My portfolio includes three data science projects on different topics focusing on tabular data, computer vision and package development. To see more of my work, visit my GitHub page or download my CV.
Profit-driven demand forecasting with gradient boosting
- developed a two-stage demand forecasting pipeline with LightGBM models
- performed a thorough cleaning, aggregation and feature engineering on transactional data
- implemented custom loss functions aimed at maximizing the retailer's profit
Forecasting demand is an important managerial task that helps to optimize inventory planning. The optimized stocks can reduce retailer's costs and increase customer satisfaction due to faster delivery time.
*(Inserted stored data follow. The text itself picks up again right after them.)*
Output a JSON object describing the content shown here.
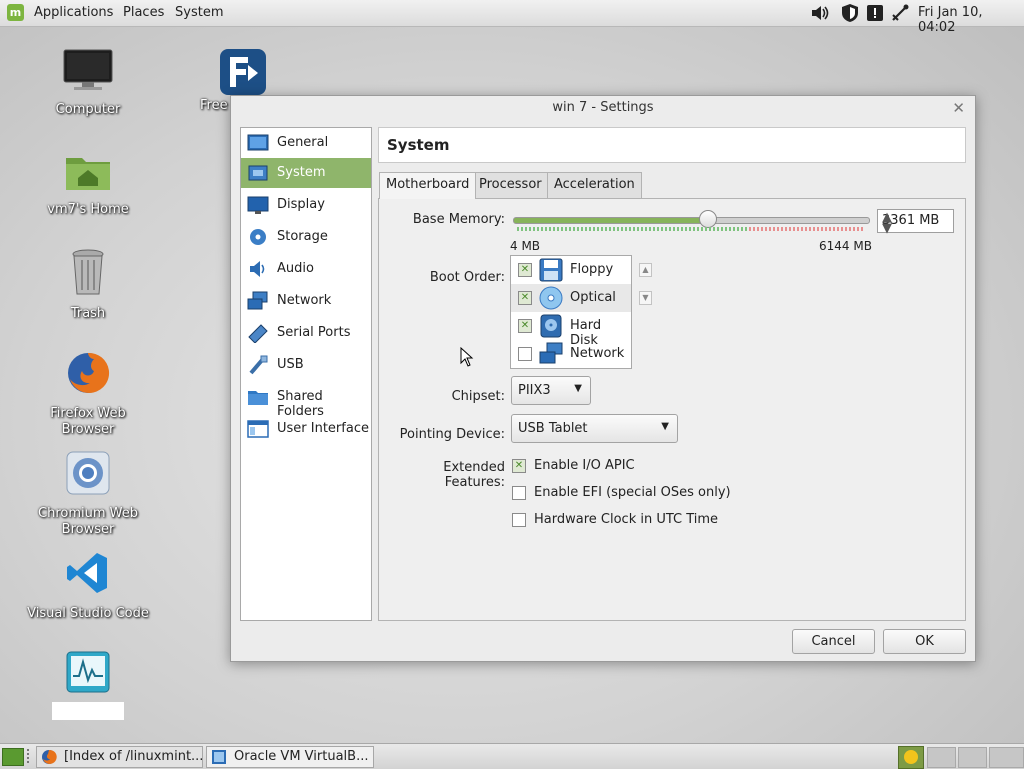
{
  "top_panel": {
    "menu": [
      "Applications",
      "Places",
      "System"
    ],
    "clock": "Fri Jan 10, 04:02"
  },
  "desktop": {
    "icons": [
      {
        "label": "Computer",
        "icon": "computer-icon"
      },
      {
        "label": "vm7's Home",
        "icon": "home-folder-icon"
      },
      {
        "label": "Trash",
        "icon": "trash-icon"
      },
      {
        "label": "Firefox Web Browser",
        "icon": "firefox-icon"
      },
      {
        "label": "Chromium Web Browser",
        "icon": "chromium-icon"
      },
      {
        "label": "Visual Studio Code",
        "icon": "vscode-icon"
      },
      {
        "label": "Free",
        "icon": "freefilesync-icon"
      }
    ]
  },
  "dialog": {
    "title": "win 7 - Settings",
    "sidebar": [
      {
        "label": "General",
        "icon": "general-icon"
      },
      {
        "label": "System",
        "icon": "system-icon",
        "selected": true
      },
      {
        "label": "Display",
        "icon": "display-icon"
      },
      {
        "label": "Storage",
        "icon": "storage-icon"
      },
      {
        "label": "Audio",
        "icon": "audio-icon"
      },
      {
        "label": "Network",
        "icon": "network-icon"
      },
      {
        "label": "Serial Ports",
        "icon": "serial-ports-icon"
      },
      {
        "label": "USB",
        "icon": "usb-icon"
      },
      {
        "label": "Shared Folders",
        "icon": "shared-folders-icon"
      },
      {
        "label": "User Interface",
        "icon": "user-interface-icon"
      }
    ],
    "section_title": "System",
    "tabs": [
      "Motherboard",
      "Processor",
      "Acceleration"
    ],
    "active_tab": "Motherboard",
    "base_memory": {
      "label": "Base Memory:",
      "value": "3361 MB",
      "min_label": "4 MB",
      "max_label": "6144 MB",
      "slider_fraction": 0.547
    },
    "boot_order": {
      "label": "Boot Order:",
      "items": [
        {
          "label": "Floppy",
          "checked": true,
          "icon": "floppy-icon"
        },
        {
          "label": "Optical",
          "checked": true,
          "icon": "optical-disc-icon"
        },
        {
          "label": "Hard Disk",
          "checked": true,
          "icon": "hard-disk-icon"
        },
        {
          "label": "Network",
          "checked": false,
          "icon": "network-boot-icon"
        }
      ]
    },
    "chipset": {
      "label": "Chipset:",
      "value": "PIIX3"
    },
    "pointing_device": {
      "label": "Pointing Device:",
      "value": "USB Tablet"
    },
    "extended_features": {
      "label": "Extended Features:",
      "options": [
        {
          "label": "Enable I/O APIC",
          "checked": true
        },
        {
          "label": "Enable EFI (special OSes only)",
          "checked": false
        },
        {
          "label": "Hardware Clock in UTC Time",
          "checked": false
        }
      ]
    },
    "buttons": {
      "cancel": "Cancel",
      "ok": "OK"
    }
  },
  "taskbar": {
    "tasks": [
      "[Index of /linuxmint...",
      "Oracle VM VirtualB..."
    ]
  },
  "colors": {
    "accent": "#8fb56b",
    "mint_green": "#7db540"
  }
}
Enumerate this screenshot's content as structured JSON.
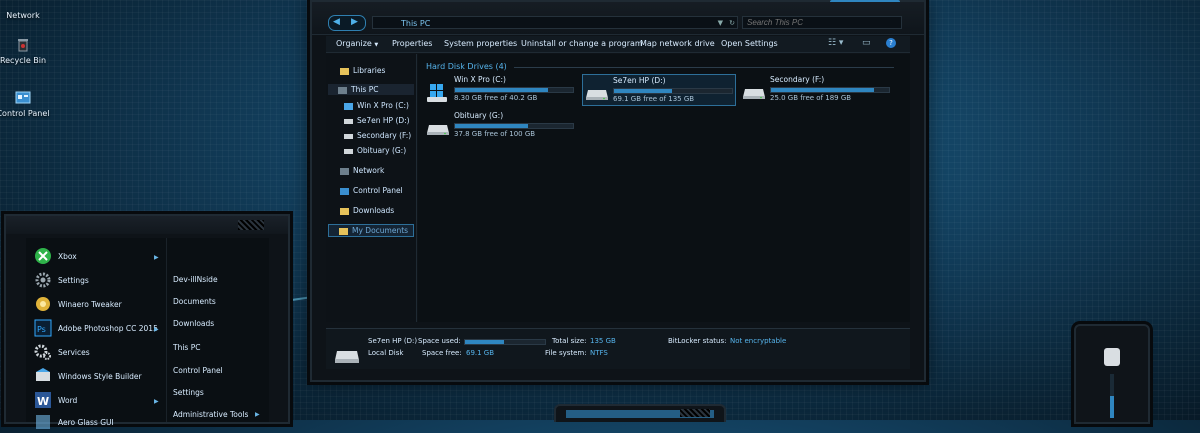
{
  "desktop": {
    "icons": [
      {
        "label": "Network",
        "icon": "network-icon"
      },
      {
        "label": "Recycle Bin",
        "icon": "recycle-bin-icon"
      },
      {
        "label": "Control Panel",
        "icon": "control-panel-icon"
      }
    ]
  },
  "explorer": {
    "address": "This PC",
    "search_placeholder": "Search This PC",
    "toolbar": {
      "organize": "Organize",
      "properties": "Properties",
      "system_properties": "System properties",
      "uninstall": "Uninstall or change a program",
      "map_network_drive": "Map network drive",
      "open_settings": "Open Settings"
    },
    "nav": {
      "libraries": "Libraries",
      "this_pc": "This PC",
      "drive_c": "Win X Pro (C:)",
      "drive_d": "Se7en HP (D:)",
      "drive_f": "Secondary (F:)",
      "drive_g": "Obituary (G:)",
      "network": "Network",
      "control_panel": "Control Panel",
      "downloads": "Downloads",
      "my_documents": "My Documents"
    },
    "group_title": "Hard Disk Drives (4)",
    "drives": [
      {
        "name": "Win X Pro (C:)",
        "free": "8.30 GB free of 40.2 GB",
        "used_fraction": 0.79,
        "type": "windows"
      },
      {
        "name": "Se7en HP (D:)",
        "free": "69.1 GB free of 135 GB",
        "used_fraction": 0.49,
        "type": "hdd",
        "selected": true
      },
      {
        "name": "Secondary (F:)",
        "free": "25.0 GB free of 189 GB",
        "used_fraction": 0.87,
        "type": "hdd"
      },
      {
        "name": "Obituary (G:)",
        "free": "37.8 GB free of 100 GB",
        "used_fraction": 0.62,
        "type": "hdd"
      }
    ],
    "details": {
      "drive_name": "Se7en HP (D:)",
      "drive_type": "Local Disk",
      "space_used_label": "Space used:",
      "space_used_fraction": 0.49,
      "space_free_label": "Space free:",
      "space_free_value": "69.1 GB",
      "total_size_label": "Total size:",
      "total_size_value": "135 GB",
      "file_system_label": "File system:",
      "file_system_value": "NTFS",
      "bitlocker_label": "BitLocker status:",
      "bitlocker_value": "Not encryptable"
    }
  },
  "start_menu": {
    "left_items": [
      {
        "label": "Xbox",
        "has_arrow": true
      },
      {
        "label": "Settings",
        "has_arrow": false
      },
      {
        "label": "Winaero Tweaker",
        "has_arrow": false
      },
      {
        "label": "Adobe Photoshop CC 2015",
        "has_arrow": true
      },
      {
        "label": "Services",
        "has_arrow": false
      },
      {
        "label": "Windows Style Builder",
        "has_arrow": false
      },
      {
        "label": "Word",
        "has_arrow": true
      },
      {
        "label": "Aero Glass GUI",
        "has_arrow": false
      }
    ],
    "right_items": [
      {
        "label": "Dev-illNside",
        "has_arrow": false
      },
      {
        "label": "Documents",
        "has_arrow": false
      },
      {
        "label": "Downloads",
        "has_arrow": false
      },
      {
        "label": "This PC",
        "has_arrow": false
      },
      {
        "label": "Control Panel",
        "has_arrow": false
      },
      {
        "label": "Settings",
        "has_arrow": false
      },
      {
        "label": "Administrative Tools",
        "has_arrow": true
      }
    ]
  },
  "colors": {
    "accent": "#2f86c0",
    "accent_text": "#56b4ec",
    "window_bg": "#0e1318"
  }
}
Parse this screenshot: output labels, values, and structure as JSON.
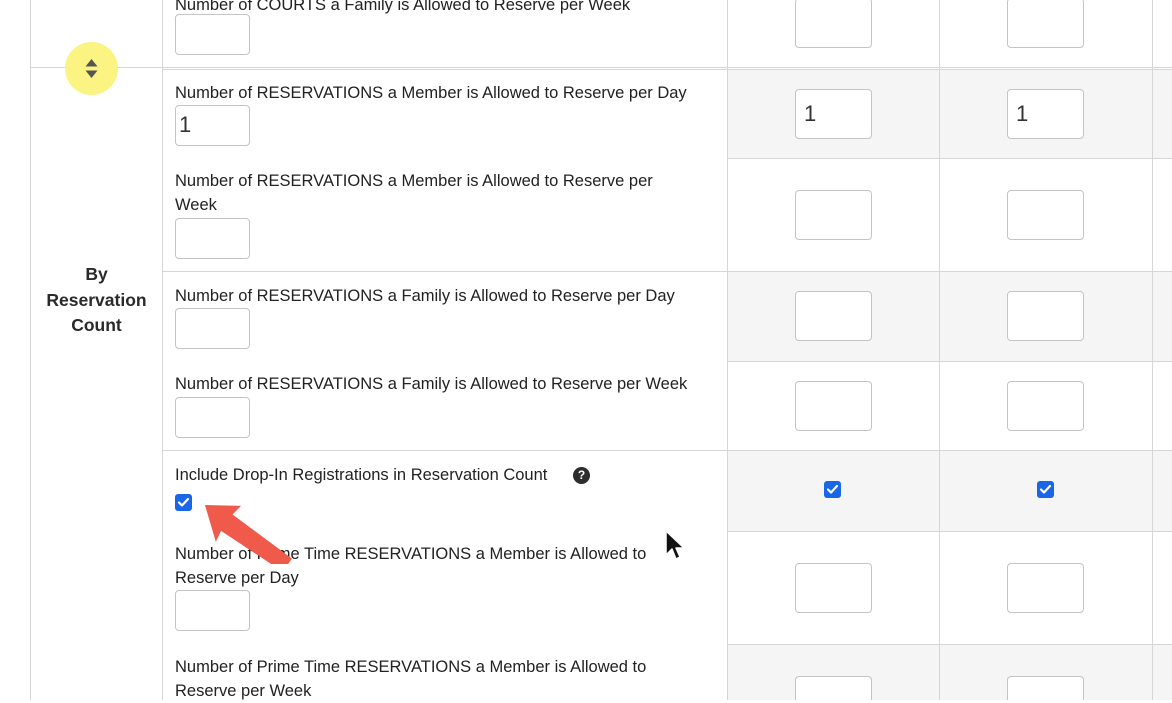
{
  "section": {
    "title_line1": "By",
    "title_line2": "Reservation",
    "title_line3": "Count"
  },
  "rows": {
    "courts_family_week": {
      "label": "Number of COURTS a Family is Allowed to Reserve per Week",
      "value": "",
      "col1": "",
      "col2": ""
    },
    "res_member_day": {
      "label": "Number of RESERVATIONS a Member is Allowed to Reserve per Day",
      "value": "1",
      "col1": "1",
      "col2": "1"
    },
    "res_member_week": {
      "label": "Number of RESERVATIONS a Member is Allowed to Reserve per Week",
      "value": "",
      "col1": "",
      "col2": ""
    },
    "res_family_day": {
      "label": "Number of RESERVATIONS a Family is Allowed to Reserve per Day",
      "value": "",
      "col1": "",
      "col2": ""
    },
    "res_family_week": {
      "label": "Number of RESERVATIONS a Family is Allowed to Reserve per Week",
      "value": "",
      "col1": "",
      "col2": ""
    },
    "include_dropin": {
      "label": "Include Drop-In Registrations in Reservation Count",
      "checked": true,
      "col1_checked": true,
      "col2_checked": true
    },
    "prime_member_day": {
      "label": "Number of Prime Time RESERVATIONS a Member is Allowed to Reserve per Day",
      "value": "",
      "col1": "",
      "col2": ""
    },
    "prime_member_week": {
      "label": "Number of Prime Time RESERVATIONS a Member is Allowed to Reserve per Week",
      "value": "",
      "col1": "",
      "col2": ""
    }
  },
  "icons": {
    "sort": "sort-up-down-icon",
    "help": "question-circle-icon",
    "annotation": "red-arrow-annotation",
    "cursor": "mouse-cursor-icon"
  },
  "colors": {
    "checkbox": "#1a66e8",
    "highlight": "#fbf382",
    "arrow": "#f05a4a",
    "cell_bg": "#f5f5f5",
    "border": "#d6d6d6"
  }
}
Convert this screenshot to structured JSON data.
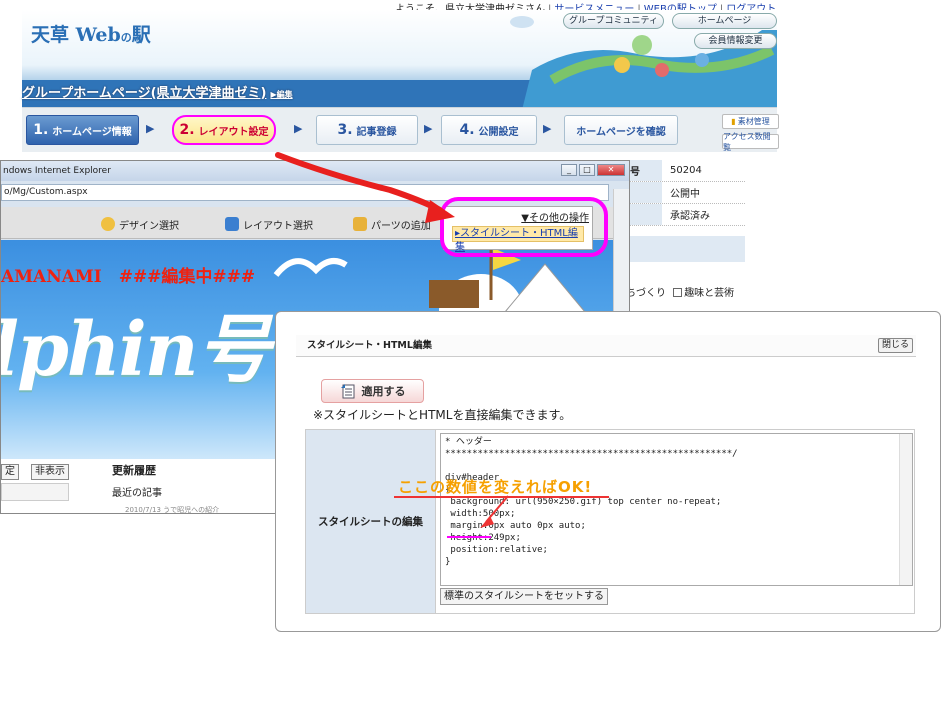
{
  "header": {
    "top_nav": {
      "greeting": "ようこそ、県立大学津曲ゼミさん",
      "links": [
        "サービスメニュー",
        "WEBの駅トップ",
        "ログアウト"
      ]
    },
    "logo": {
      "main": "天草 Web",
      "no": "の",
      "eki": "駅"
    },
    "buttons": [
      "グループコミュニティ",
      "ホームページ",
      "会員情報変更"
    ],
    "group_title": "グループホームページ(県立大学津曲ゼミ)",
    "edit_link": "▶編集"
  },
  "steps": [
    {
      "num": "1.",
      "label": "ホームページ情報"
    },
    {
      "num": "2.",
      "label": "レイアウト設定"
    },
    {
      "num": "3.",
      "label": "記事登録"
    },
    {
      "num": "4.",
      "label": "公開設定"
    },
    {
      "num": "",
      "label": "ホームページを確認"
    }
  ],
  "side_buttons": [
    "素材管理",
    "アクセス数閲覧"
  ],
  "info_table": [
    {
      "key": "号",
      "value": "50204"
    },
    {
      "key": "",
      "value": "公開中"
    },
    {
      "key": "",
      "value": "承認済み"
    }
  ],
  "info_extra": "ちづくり",
  "info_checkbox": "趣味と芸術",
  "ie": {
    "title": "ndows Internet Explorer",
    "address": "o/Mg/Custom.aspx",
    "toolbar": [
      "デザイン選択",
      "レイアウト選択",
      "パーツの追加"
    ],
    "editing_text": "AMANAMI　###編集中###",
    "big_text": "lphin号",
    "lower": {
      "btn_a": "定",
      "btn_b": "非表示",
      "heading": "更新履歴",
      "subheading": "最近の記事",
      "cut_item": "2010/7/13  うで昭児への紹介"
    }
  },
  "menu": {
    "head": "▼その他の操作",
    "item": "▸スタイルシート・HTML編集"
  },
  "dialog": {
    "title": "スタイルシート・HTML編集",
    "close": "閉じる",
    "apply": "適用する",
    "note": "※スタイルシートとHTMLを直接編集できます。",
    "row_label": "スタイルシートの編集",
    "code": "* ヘッダー\n*****************************************************/\n\ndiv#header\n{\n background: url(950×250.gif) top center no-repeat;\n width:500px;\n margin:0px auto 0px auto;\n height:249px;\n position:relative;\n}",
    "reset": "標準のスタイルシートをセットする",
    "tip": "ここの数値を変えればOK!"
  },
  "colors": {
    "highlight": "#ff00ff",
    "arrow": "#e8201e",
    "tip": "#f6a000"
  }
}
This project uses historical purchase data to predict future demand for different products.
The project pipeline includes several crucial steps:
- thorough data preparation, cleaning and feature engineering
- aggregation of transactional data into the daily format
- implementation of custom profit-driven loss functions
- two-stage demand forecasting with LightGBM models
- hyper-parameter tuning with Bayesian algorithms
- stacking ensemble to further maximize the performance
A detailed walkthrough is provided in this blog post.
Catheter and line position detection with deep learning
- built deep learning models to detect catheter and tube position on X-ray images
- developed a comprehensive PyTorch GPU/TPU computer vision pipeline
- finished in the top-5% of the Kaggle competition leaderboard with silver medal
Hospital patients can have catheters and tubes inserted during their admission. If tubes are placed incorrectly, serious health complications can occur later. Deep learning helps to automate detection of malpositioned tubes, which allows to reduce the workload of clinicians and prevent treatment delays.
This project works with a dataset of 30,083 high-resolution chest X-ray images. The images have 11 binary labels indicating normal, borderline or abnormal placement of endotracheal tubes, nasogastric tubes, central venous catheters and Swan-Ganz catheters.
Within the project, I develop a comprehensive GPU/TPU image processing and modeling pipeline written in PyTorch. The solution builds an ensemble of seven CNN models that reaches the test mean AUC of 0.971 and places in the top-5% among the 1,549 competing teams. The code is documented and published on GitHub.
fairness: Package for computing algorithmic fairness metrics
- developing and actively maintaining an R package for fair machine learning
- the package offers calculation, visualization and comparison of algorithmic fairness metrics
- the package is published on CRAN and has more than 11k total downloads
How to measure fairness of a machine learning model? To date, a number of algorithmic fairness metrics have been proposed. Demographic parity, proportional parity and equalized odds are among the most commonly used metrics to evaluate group fairness in binary classification problems.
Together with Tibor V. Varga, we developed the
fairness R package for fair machine learning. The package offers tools to calculate, visualize and compare commonly used metrics of algorithmic fairness across the sensitive groups. After publishing the package on CRAN in 2019, I have been actively working on maintaining the package and extending its functionality. The comprehensive overview of
fairness is provided in this blog post.